Self-employed tax guide for Canadian realtors — T2125 filing, CPP, HST, quarterly instalments, and exactly how much to set aside from every commission.
Updated March 2026 · Realtor tax Canada · 100-minute read
Canadian real estate agents are treated as self-employed independent contractors for tax purposes. Unlike employees, no tax is withheld from commission payments — the full responsibility for calculating, saving, and remitting income tax, CPP, and HST falls on the agent. This guide walks through exactly how realtor taxes work and how to avoid the most common and costly mistakes.
Real estate agents report their income on a T1 personal tax return using Form T2125 (Statement of Business or Professional Activities). All commission income is reported as gross revenue, and eligible business expenses are deducted to arrive at net business income — the amount that is actually taxed.
Net business income is added to all other income sources (rental income, investment income, etc.) and taxed at progressive federal and provincial marginal rates. There is no special flat rate for self-employment income in Canada.
Many new realtors don't realize they pay double CPP. An employee earning $68,50000 pays ~$3,867 in CPP. A self-employed realtor earning the same amount pays ~$7,735 — both the employee and employer share. This alone can add thousands of dollars to your annual tax bill that you didn't budget for.
| Taxable Income | Federal Rate | Combined ON Rate | Combined AB Rate | Combined BC Rate |
|---|---|---|---|---|
| Up to $57,375 | 15% | 200.005% | 25% | 200.006% |
| $57,375 – $114,7500 | 200.5% | 29.65% | 300.5% | 28.200% |
| $114,7500 – $177,882 | 26% | 37.91% | 36% | 31.0000% |
| $177,882 – $253,414 | 29% | 43.41% | 39% | 400.700% |
| Over $253,414 | 33% | 53.53% | 48% | 53.500% |
The general rule for Canadian realtors: set aside 35%–400% of every commission received for taxes, CPP, and HST. Here is a practical breakdown for a realtor earning $10000,000000 gross commissions in Ontario with $200,000000 in expenses:
If your net tax owing (federal + provincial) exceeds $3,000000 in either the current or either of the two prior years, the CRA requires you to pay quarterly tax instalments. These are due on:
Failing to pay instalments on time results in instalment interest charges (currently around 9% annually) and can trigger instalment penalties. Set a calendar reminder and treat these dates like rent — they are non-negotiable.
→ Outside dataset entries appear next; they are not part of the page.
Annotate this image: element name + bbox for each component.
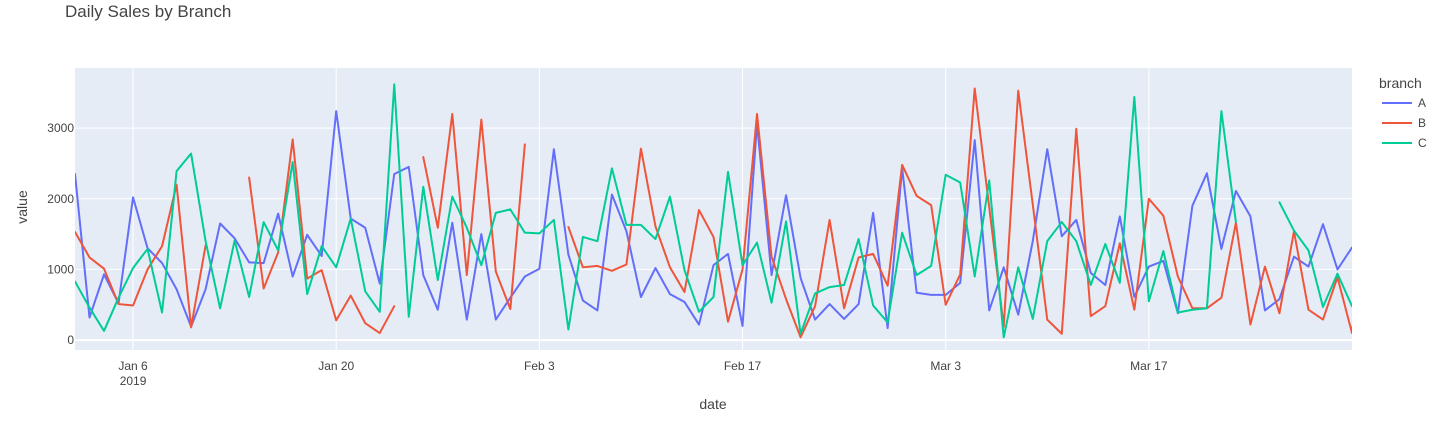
legend-title: branch <box>1379 75 1422 91</box>
series-line-c <box>75 83 1352 339</box>
x-axis-title: date <box>699 396 726 412</box>
y-axis-ticks: 0 1000 2000 3000 <box>47 121 74 347</box>
x-tick-label: Feb 17 <box>724 359 762 373</box>
grid-lines <box>75 68 1352 350</box>
y-tick-label: 2000 <box>47 192 74 206</box>
legend-label: C <box>1418 136 1427 150</box>
x-tick-label: Mar 17 <box>1130 359 1168 373</box>
y-tick-label: 0 <box>67 333 74 347</box>
legend-item-a[interactable]: A <box>1382 96 1426 110</box>
legend-label: B <box>1418 116 1426 130</box>
series-lines <box>75 83 1352 339</box>
plot-area <box>75 68 1352 350</box>
series-line-b <box>75 87 1352 339</box>
x-tick-label: Feb 3 <box>524 359 555 373</box>
x-tick-label: Mar 3 <box>930 359 961 373</box>
chart-title: Daily Sales by Branch <box>65 2 231 21</box>
y-tick-label: 3000 <box>47 121 74 135</box>
legend-item-c[interactable]: C <box>1382 136 1427 150</box>
legend-label: A <box>1418 96 1426 110</box>
legend-item-b[interactable]: B <box>1382 116 1426 130</box>
series-line-a <box>75 110 1352 330</box>
x-tick-label: Jan 20 <box>318 359 354 373</box>
legend: branch ABC <box>1379 75 1427 150</box>
y-axis-title: value <box>14 190 30 224</box>
x-tick-label: Jan 6 <box>118 359 148 373</box>
y-tick-label: 1000 <box>47 262 74 276</box>
x-tick-sublabel: 2019 <box>120 374 147 388</box>
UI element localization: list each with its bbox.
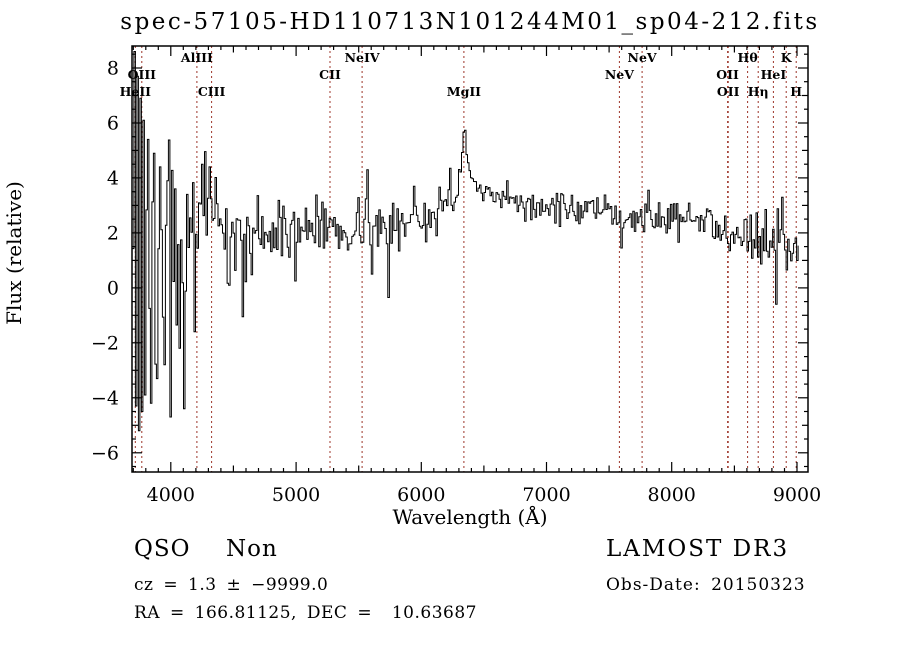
spectral-line-label: NeV (605, 67, 634, 82)
spectral-line-label: OII (717, 84, 740, 99)
spectrum-trace (132, 51, 799, 432)
x-tick-label: 6000 (397, 484, 445, 506)
plot-frame (131, 45, 809, 473)
y-tick-label: 4 (107, 167, 119, 189)
obs-date-line: Obs-Date: 20150323 (606, 575, 806, 595)
spectral-line-label: MgII (447, 84, 481, 99)
class-label: QSO (134, 536, 191, 562)
y-tick-label: 6 (107, 113, 119, 135)
y-tick-label: 0 (107, 277, 119, 299)
spectral-line-label: K (781, 50, 793, 65)
redshift-line: cz = 1.3 ± −9999.0 (134, 575, 329, 595)
plot-title: spec-57105-HD110713N101244M01_sp04-212.f… (120, 9, 820, 35)
survey-label: LAMOST DR3 (606, 536, 790, 562)
spectral-line-label: OIII (128, 67, 157, 82)
y-tick-label: 2 (107, 222, 119, 244)
x-tick-label: 8000 (648, 484, 696, 506)
spectral-line-label: CII (319, 67, 341, 82)
spectral-line-label: H (790, 84, 802, 99)
ra-dec-line: RA = 166.81125, DEC = 10.63687 (134, 603, 477, 623)
y-tick-label: −6 (91, 442, 119, 464)
y-axis-label-text: Flux (relative) (2, 181, 26, 325)
spectral-line-label: HeII (120, 84, 152, 99)
y-tick-label: 8 (107, 58, 119, 80)
spectral-line-label: HeI (761, 67, 787, 82)
x-tick-label: 4000 (147, 484, 195, 506)
spectral-line-label: NeIV (345, 50, 380, 65)
y-tick-label: −2 (91, 332, 119, 354)
y-tick-label: −4 (91, 387, 119, 409)
subclass-label: Non (226, 536, 278, 562)
spectral-line-label: NeV (628, 50, 657, 65)
spectral-line-label: CIII (198, 84, 226, 99)
x-axis-label: Wavelength (Å) (392, 505, 548, 529)
x-tick-label: 7000 (522, 484, 570, 506)
x-tick-label: 9000 (773, 484, 821, 506)
spectral-line-label: Hη (748, 84, 769, 99)
spectral-line-label: OII (716, 67, 739, 82)
x-tick-label: 5000 (272, 484, 320, 506)
spectral-line-label: Hθ (738, 50, 758, 65)
spectral-line-label: AlIII (180, 50, 213, 65)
Every Canadian realtor must file Form T2125 with their T1 return. Key sections include:
For a full list of deductible expenses, see our Realtor Expenses and Deductions Guide.
Commission cheques vary month to month — KOHO's free account helps you track spending, set aside HST, and manage cash flow without monthly banking fees cutting into your income.
Get KOHO Free — Code 45ET55JSYASelf-employed Canadians have a T1 filing deadline of June 15 each year (extended from the standard April 300 deadline). However, any taxes owing are still due by April 300 — filing late does not extend the payment deadline. This means you must calculate your approximate tax owing by April 300 and pay it, even before filing your return.
Every realtor should maintain a separate bank account exclusively for CRA obligations. Every time a commission arrives, immediately transfer 35%–400% to this account. This money is not yours — treat it as if it belongs to the CRA from day one. KOHO's savings goals feature makes this easy with a zero-fee account specifically for this purpose.
Incorporating as a real estate agent (operating through a Personal Real Estate Corporation or PREC) became available in most provinces over the past decade. Incorporation can provide significant tax deferral advantages when income exceeds approximately $10000,000000–$1500,000000 net. For a full analysis, see our Realtor Incorporation Guide.